Her voice was low-pitched, brisk and pleasant, with a note of good-humoured patience in it. He had interrupted her at work, but he didn’t look the type to do so without reason.

“If you could spare me just a few minutes I should be very much obliged. My name’s Cressett. I’m not the police or the press or anything official, and I haven’t any standing, but it’s about Gerry Bracewell’s death.” He saw by her face that she did read the papers, and that she would never be able to feel completely disinterested about the murder of someone she had known and worked with. “I got involved,” he said, “whether I wanted to or not. I found him. And I’ve just come from his widow.”

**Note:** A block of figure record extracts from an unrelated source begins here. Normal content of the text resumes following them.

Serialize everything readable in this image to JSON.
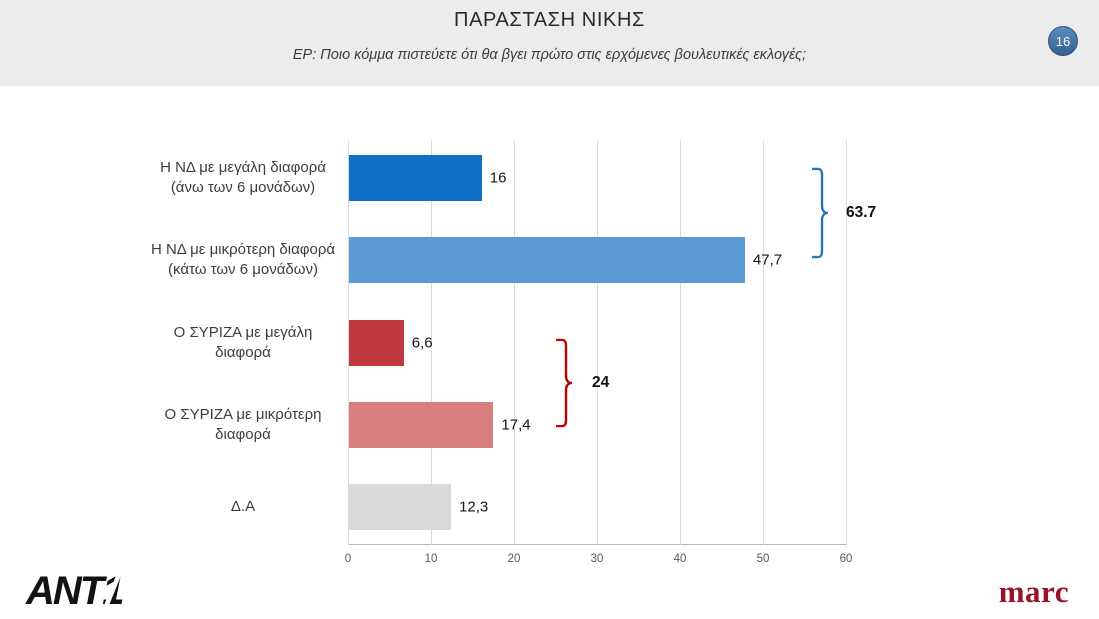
{
  "slide": {
    "title": "ΠΑΡΑΣΤΑΣΗ ΝΙΚΗΣ",
    "subtitle": "ΕΡ: Ποιο κόμμα πιστεύετε ότι θα βγει πρώτο στις ερχόμενες βουλευτικές εκλογές;",
    "page_number": "16"
  },
  "chart_data": {
    "type": "bar",
    "orientation": "horizontal",
    "title": "ΠΑΡΑΣΤΑΣΗ ΝΙΚΗΣ",
    "xlabel": "",
    "ylabel": "",
    "xlim": [
      0,
      60
    ],
    "grid": "vertical",
    "legend": "none",
    "categories": [
      "Η ΝΔ με μεγάλη διαφορά (άνω των 6 μονάδων)",
      "Η ΝΔ με μικρότερη διαφορά (κάτω των 6 μονάδων)",
      "Ο ΣΥΡΙΖΑ με μεγάλη διαφορά",
      "Ο ΣΥΡΙΖΑ με μικρότερη διαφορά",
      "Δ.Α"
    ],
    "values": [
      16,
      47.7,
      6.6,
      17.4,
      12.3
    ],
    "value_labels": [
      "16",
      "47,7",
      "6,6",
      "17,4",
      "12,3"
    ],
    "bar_colors": [
      "#0f6fc6",
      "#5b9bd5",
      "#c0393e",
      "#d97e7e",
      "#d9d9d9"
    ],
    "x_ticks": [
      "0",
      "10",
      "20",
      "30",
      "40",
      "50",
      "60"
    ],
    "annotations": [
      {
        "label": "63.7",
        "covers_bars": [
          0,
          1
        ],
        "color": "#2e75b6"
      },
      {
        "label": "24",
        "covers_bars": [
          2,
          3
        ],
        "color": "#c00000"
      }
    ]
  },
  "footer": {
    "channel_logo": "ANT1",
    "agency_logo": "marc"
  }
}
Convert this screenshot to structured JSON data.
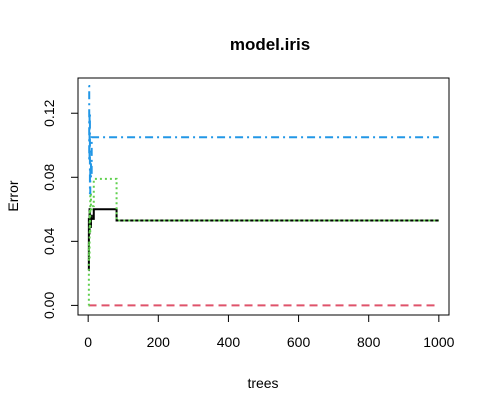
{
  "chart_data": {
    "type": "line",
    "title": "model.iris",
    "xlabel": "trees",
    "ylabel": "Error",
    "xlim": [
      -29,
      1029
    ],
    "ylim": [
      -0.006,
      0.142
    ],
    "x_ticks": [
      0,
      200,
      400,
      600,
      800,
      1000
    ],
    "x_tick_labels": [
      "0",
      "200",
      "400",
      "600",
      "800",
      "1000"
    ],
    "y_ticks": [
      0.0,
      0.04,
      0.08,
      0.12
    ],
    "y_tick_labels": [
      "0.00",
      "0.04",
      "0.08",
      "0.12"
    ],
    "grid": false,
    "legend": "none",
    "series": [
      {
        "color": "#000000",
        "dash": "solid",
        "points": [
          [
            1,
            0.022
          ],
          [
            2,
            0.054
          ],
          [
            3,
            0.045
          ],
          [
            4,
            0.06
          ],
          [
            5,
            0.049
          ],
          [
            8,
            0.056
          ],
          [
            10,
            0.054
          ],
          [
            15,
            0.054
          ],
          [
            16,
            0.06
          ],
          [
            80,
            0.06
          ],
          [
            81,
            0.053
          ],
          [
            1000,
            0.053
          ]
        ]
      },
      {
        "color": "#DF536B",
        "dash": "dashed",
        "points": [
          [
            1,
            0.0
          ],
          [
            1000,
            0.0
          ]
        ]
      },
      {
        "color": "#61D04F",
        "dash": "dotted",
        "points": [
          [
            1,
            0.0
          ],
          [
            2,
            0.04
          ],
          [
            3,
            0.03
          ],
          [
            4,
            0.06
          ],
          [
            5,
            0.045
          ],
          [
            6,
            0.07
          ],
          [
            8,
            0.06
          ],
          [
            10,
            0.062
          ],
          [
            15,
            0.062
          ],
          [
            16,
            0.079
          ],
          [
            80,
            0.079
          ],
          [
            81,
            0.053
          ],
          [
            1000,
            0.053
          ]
        ]
      },
      {
        "color": "#2297E6",
        "dash": "dotdash",
        "points": [
          [
            1,
            0.137
          ],
          [
            3,
            0.09
          ],
          [
            4,
            0.12
          ],
          [
            5,
            0.07
          ],
          [
            6,
            0.09
          ],
          [
            8,
            0.08
          ],
          [
            10,
            0.105
          ],
          [
            1000,
            0.105
          ]
        ]
      }
    ]
  }
}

That struck two notes at once with her, her face was mobile and expressive, she was sorry for Bobbie Bracewell, but also she knew how she herself had been regarded in that quarter, and his coming from the widow could mean several very different things.

“There’s a matter of a feature article you and he handled together,” Dave said carefully, “which seems to be connected in some way with his death. Or at least the house in it does. I believe he came to see you before he was killed.”

“Yes,” she said readily and coolly, “he did come to see me.”

“Don’t misunderstand me—you, his visit to you—this has nothing to do with the case. Only the matter about which he wanted to see you, this is relevant. At least, I think so.”

“But you are not the police,” she said reasonably, and for the first time almost smiled at him with her eyes as well as her lips.

“This is something the police don’t yet know, but will as soon as I get back today. His widow gave me this to take back to them.” He held out the magazine for her to see, and her understanding was candid, neutral and detached. “I thought I might, with luck, be able to take more at the same time. Will you help me?”

“Forgive me,” she said, aware that her smile was getting a little out of hand, “but you do appear such an improbable amateur detective.”

“I’m not one,” he said shortly, “I don’t want to be one, I never shall be one. I’m just the man who found the body, and I happen to belong—I mean belong—to the small, closed community where it happened. I don’t like a man being wiped out anywhere, and especially not in our village. And I don’t like unpaid debts hanging round the necks of innocent people. I want right done, that’s all.”